Conozco bien a Manuel de Miranda, el intendente de la obra. Tiene orden y mando sobre muchas cosas. Me debe ciertos favores económicos y estará de mi lado. Te mantendré informado, Barranco.
Y ahora, regresa a tu casa. No es bueno que tu esposa pase tanto tiempo sola… Después de todo, es una mujer bonita y no habrían de faltarle pretendientes a ocupar tu puesto…
A la mente de Francisco vino entonces la imagen de la condesa de Valdeparaíso junto a Miguel de Goyeneche y aborreció en su interior la realidad pasada de esa relación, tanto como el comentario.
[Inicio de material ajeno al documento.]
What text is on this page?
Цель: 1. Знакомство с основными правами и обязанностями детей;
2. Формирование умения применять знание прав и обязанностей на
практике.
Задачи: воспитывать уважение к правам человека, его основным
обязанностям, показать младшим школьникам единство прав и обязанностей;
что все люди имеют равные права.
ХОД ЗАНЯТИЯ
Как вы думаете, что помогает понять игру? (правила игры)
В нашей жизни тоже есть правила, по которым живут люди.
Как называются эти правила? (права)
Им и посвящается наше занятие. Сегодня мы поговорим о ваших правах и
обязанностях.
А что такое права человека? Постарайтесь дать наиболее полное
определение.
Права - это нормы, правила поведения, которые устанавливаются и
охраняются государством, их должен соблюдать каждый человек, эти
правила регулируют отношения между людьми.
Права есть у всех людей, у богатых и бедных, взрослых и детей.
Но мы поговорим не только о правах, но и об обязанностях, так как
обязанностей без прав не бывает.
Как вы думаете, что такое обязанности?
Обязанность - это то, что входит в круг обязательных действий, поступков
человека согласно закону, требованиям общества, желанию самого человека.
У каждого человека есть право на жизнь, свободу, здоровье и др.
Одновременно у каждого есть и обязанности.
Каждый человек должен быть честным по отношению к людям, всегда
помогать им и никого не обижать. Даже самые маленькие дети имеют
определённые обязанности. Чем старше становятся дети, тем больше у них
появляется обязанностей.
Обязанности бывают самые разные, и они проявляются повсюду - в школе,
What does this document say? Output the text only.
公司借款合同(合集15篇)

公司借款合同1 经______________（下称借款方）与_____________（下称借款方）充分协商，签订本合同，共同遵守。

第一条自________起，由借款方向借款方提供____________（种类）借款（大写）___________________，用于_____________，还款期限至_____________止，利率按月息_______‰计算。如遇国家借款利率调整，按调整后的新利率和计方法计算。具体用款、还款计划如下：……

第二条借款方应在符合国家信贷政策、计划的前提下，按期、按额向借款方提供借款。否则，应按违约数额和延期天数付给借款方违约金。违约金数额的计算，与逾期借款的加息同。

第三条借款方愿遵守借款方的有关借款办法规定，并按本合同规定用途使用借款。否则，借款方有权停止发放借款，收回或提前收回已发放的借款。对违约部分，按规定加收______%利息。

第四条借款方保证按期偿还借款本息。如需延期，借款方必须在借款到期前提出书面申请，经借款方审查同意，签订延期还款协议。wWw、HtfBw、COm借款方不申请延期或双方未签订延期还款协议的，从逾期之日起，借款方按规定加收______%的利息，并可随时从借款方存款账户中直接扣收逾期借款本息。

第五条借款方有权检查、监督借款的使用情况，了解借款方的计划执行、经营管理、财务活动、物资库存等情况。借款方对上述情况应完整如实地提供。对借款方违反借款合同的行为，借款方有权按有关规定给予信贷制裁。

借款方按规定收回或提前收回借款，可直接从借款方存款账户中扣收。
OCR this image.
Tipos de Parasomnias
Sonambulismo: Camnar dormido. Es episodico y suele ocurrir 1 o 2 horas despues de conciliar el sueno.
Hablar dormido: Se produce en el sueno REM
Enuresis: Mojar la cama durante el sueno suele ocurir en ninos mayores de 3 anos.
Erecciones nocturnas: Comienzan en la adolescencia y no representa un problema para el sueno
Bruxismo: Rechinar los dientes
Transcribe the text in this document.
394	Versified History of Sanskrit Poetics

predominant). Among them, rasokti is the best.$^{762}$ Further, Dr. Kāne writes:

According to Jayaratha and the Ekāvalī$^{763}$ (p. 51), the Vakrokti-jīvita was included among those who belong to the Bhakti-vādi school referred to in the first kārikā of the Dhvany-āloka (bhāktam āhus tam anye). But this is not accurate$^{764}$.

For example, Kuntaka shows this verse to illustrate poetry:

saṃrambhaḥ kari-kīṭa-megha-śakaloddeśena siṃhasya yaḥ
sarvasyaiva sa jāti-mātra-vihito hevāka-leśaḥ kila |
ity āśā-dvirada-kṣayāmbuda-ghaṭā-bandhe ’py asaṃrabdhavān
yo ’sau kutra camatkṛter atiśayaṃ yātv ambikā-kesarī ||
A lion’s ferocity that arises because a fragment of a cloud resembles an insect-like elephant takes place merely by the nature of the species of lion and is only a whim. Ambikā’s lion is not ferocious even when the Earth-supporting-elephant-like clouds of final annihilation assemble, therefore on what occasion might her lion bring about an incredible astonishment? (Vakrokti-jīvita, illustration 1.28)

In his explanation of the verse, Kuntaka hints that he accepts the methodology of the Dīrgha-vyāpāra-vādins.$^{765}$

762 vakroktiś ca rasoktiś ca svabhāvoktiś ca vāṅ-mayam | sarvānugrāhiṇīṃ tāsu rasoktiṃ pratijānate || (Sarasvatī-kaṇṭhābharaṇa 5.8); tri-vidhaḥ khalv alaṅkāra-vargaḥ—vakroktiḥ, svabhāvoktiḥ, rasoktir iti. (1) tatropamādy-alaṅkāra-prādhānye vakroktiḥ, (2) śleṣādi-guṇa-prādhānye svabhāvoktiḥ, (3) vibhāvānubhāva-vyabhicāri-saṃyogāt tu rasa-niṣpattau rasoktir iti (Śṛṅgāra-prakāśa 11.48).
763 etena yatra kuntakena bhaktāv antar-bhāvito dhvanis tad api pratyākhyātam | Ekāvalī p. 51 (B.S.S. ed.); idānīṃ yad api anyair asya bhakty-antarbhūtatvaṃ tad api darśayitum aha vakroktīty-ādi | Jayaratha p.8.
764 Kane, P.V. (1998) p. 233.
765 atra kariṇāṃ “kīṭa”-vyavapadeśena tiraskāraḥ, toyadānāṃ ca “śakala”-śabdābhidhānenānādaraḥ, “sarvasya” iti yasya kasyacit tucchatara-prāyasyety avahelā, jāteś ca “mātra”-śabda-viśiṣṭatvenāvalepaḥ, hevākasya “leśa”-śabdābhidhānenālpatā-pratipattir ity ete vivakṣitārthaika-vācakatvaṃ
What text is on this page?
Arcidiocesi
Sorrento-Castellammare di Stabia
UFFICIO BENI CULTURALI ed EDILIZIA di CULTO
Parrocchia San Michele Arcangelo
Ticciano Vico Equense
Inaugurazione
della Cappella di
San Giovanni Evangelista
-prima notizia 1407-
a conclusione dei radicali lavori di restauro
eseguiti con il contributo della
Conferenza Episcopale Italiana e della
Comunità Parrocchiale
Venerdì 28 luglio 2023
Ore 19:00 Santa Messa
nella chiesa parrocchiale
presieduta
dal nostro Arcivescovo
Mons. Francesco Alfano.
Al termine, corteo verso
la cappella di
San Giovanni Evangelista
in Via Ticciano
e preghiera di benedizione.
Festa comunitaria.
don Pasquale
—Descuidad. Eso sólo ocurre entre damas y caballeros de alcurnia. Entre nosotros, los pobres, no se ocupa con tanta facilidad el hueco de un marido ausente en la cama —se atrevió a contestar con ironía y cierto enfado, provocando la risa del financiero, que así puso punto y final a la conversación de aquella noche.
Miguel de Goyeneche se había comprometido a recomendar en palacio la designación de Francisco Barranco como director de las nuevas reales fraguas y a fe que pensaba hacerlo. Se le había ocurrido, además, que podría sacar de esta gestión aún mayores réditos.